Obsidian/Speech synthesis.md

3.1 KiB

Goal

The goal is to write a text to speech program, where all sounds are purely created through mathematical equations, in order to create my own true 100% machine speech synthesis.

Inspirations

These inspirations include some newer products and some very old software solutions which are practically impossible to obtain and as such have been almost completely forgotten.

MUSIC-N

It was used to create this famous piece of music. If my guess is correct, this should be made using Formant synthesis. Since this is a product of Bell Labs and because of it's age, it probably lives in an archive somewhere or maybe has even been lost.

gnuspeech

It makes use of Articulatory synthesis and is an open source project. Sadly it only runs on extremely old versions of Mac OS X and on the BSD-based NeXTSTEP, which is closed source and as such practically impossible to get. These factors have led to gnuspeech being unmaintained and mostly forgotten.

UTAU

I really like Utane Uta (Defoko) and Adachi Rei. Both of them are completely synthesised and make use of no Voicebanks.

Vocaloid

Not the kind of speech synthesis I am going for, but I still really like them.

SAM

I currently cannot easily figure out which type of synthesis it is even after taking a short look at the source code of this newer implementation. My current guess is, that it is using some form of Concatenation synthesis, since it is combining phonemes to create words.

Planning

Spoken Language

The language is one of the most important aspects of this program and as such needs to be carefully chosen. The possible languages from which I wanted to choose from where German, English or Japanese. In order to help me which of those three languages I should choose, I came up with these requirements.

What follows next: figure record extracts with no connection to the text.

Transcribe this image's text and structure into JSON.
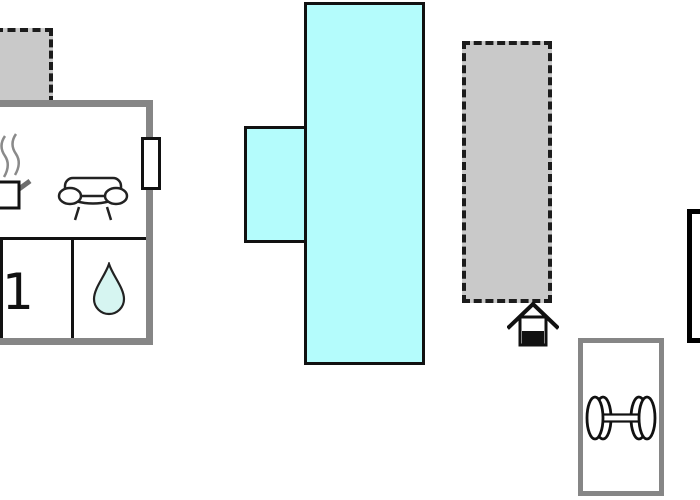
{
  "floor_plan": {
    "rooms": {
      "bedroom_1": {
        "label": "1"
      },
      "bathroom": {
        "icon": "water-drop-icon"
      },
      "kitchen": {
        "icon": "pot-steam-icon"
      },
      "living_room": {
        "icon": "sofa-icon"
      },
      "fitness_room": {
        "icon": "dumbbell-icon"
      }
    },
    "markers": {
      "entrance": {
        "icon": "house-icon"
      },
      "window": {
        "icon": "window-marker"
      }
    },
    "colors": {
      "water_area": "#b4fcfc",
      "water_drop_fill": "#d6f5f1",
      "outbuilding_fill": "#c9c9c9",
      "wall_gray": "#868686",
      "line_black": "#111111",
      "steam_gray": "#8a8a8a"
    }
  }
}
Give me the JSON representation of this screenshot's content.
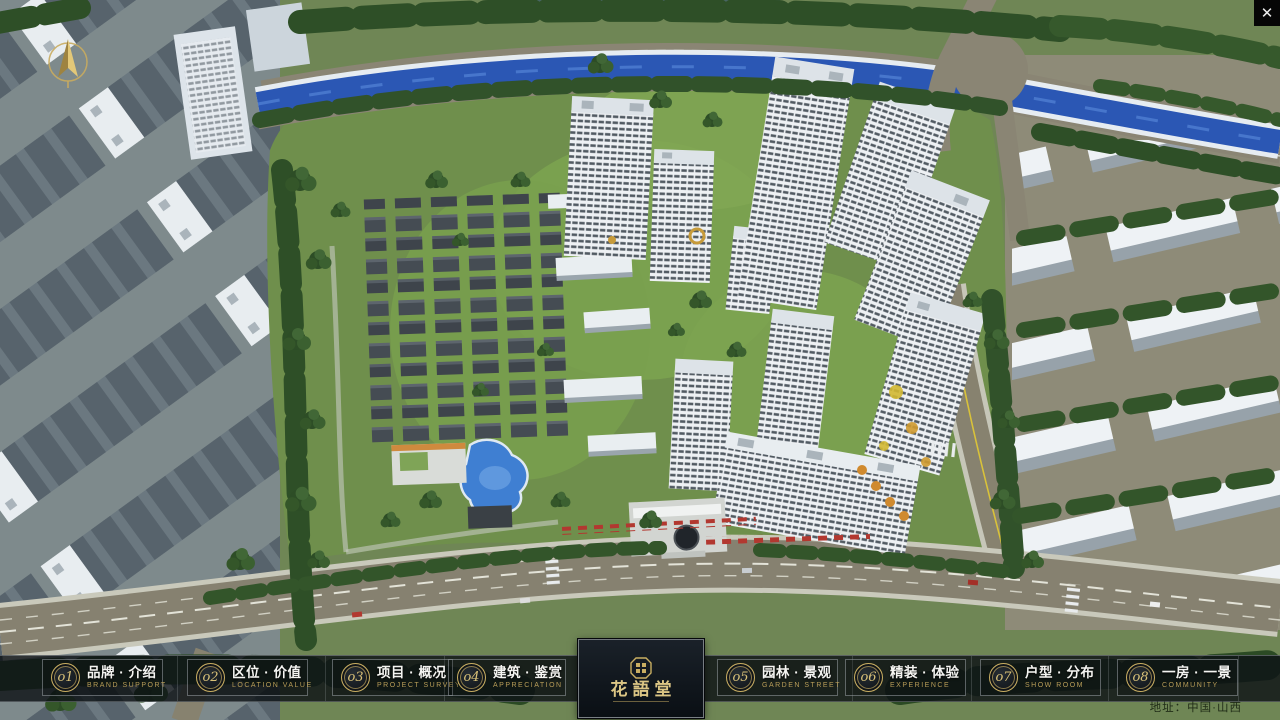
{
  "app": {
    "close_glyph": "✕"
  },
  "menu": {
    "items": [
      {
        "num": "o1",
        "zh": "品牌 · 介绍",
        "en": "BRAND SUPPORT"
      },
      {
        "num": "o2",
        "zh": "区位 · 价值",
        "en": "LOCATION VALUE"
      },
      {
        "num": "o3",
        "zh": "项目 · 概况",
        "en": "PROJECT SURVEY"
      },
      {
        "num": "o4",
        "zh": "建筑 · 鉴赏",
        "en": "APPRECIATION"
      },
      {
        "num": "o5",
        "zh": "园林 · 景观",
        "en": "GARDEN STREET"
      },
      {
        "num": "o6",
        "zh": "精装 · 体验",
        "en": "EXPERIENCE"
      },
      {
        "num": "o7",
        "zh": "户型 · 分布",
        "en": "SHOW ROOM"
      },
      {
        "num": "o8",
        "zh": "一房 · 一景",
        "en": "COMMUNITY"
      }
    ]
  },
  "logo": {
    "title": "花語堂"
  },
  "footer": {
    "address": "地址：中国·山西"
  },
  "colors": {
    "gold": "#c9ae62",
    "nav_bg": "rgba(14,18,22,0.82)",
    "river": "#2b57b4"
  }
}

  • Small alphabet in order to minimise the amount of work required
  • Individual letters stitched into words together should require no further processing in order to be understandable
  • The words need to be understandable even without proper or any emphasising at all Since I speak German and English fluently and they have a relatively small alphabet, I chose to do both, but I am going to start with English first.

Programming Language

There are a many options, but to help narrow it down, I came up with a few requirements.

  • should be functional (Haskell for example) or procedural (C for example)
  • compiles to binary (should require no interpreter, so no python or java for example)

What type of speech synthesis

When I looked on Wikipedia I saw that there are multiple types of speech synthesis. Since I am restricting myself to pure machine synthesis, I can only choose between two types.

  • Formant synthesis
  • Articulatory synthesis I really wanna do both, but I am going to start with Articulatory synthesis. I am only doing it first, because it seems way cooler to me.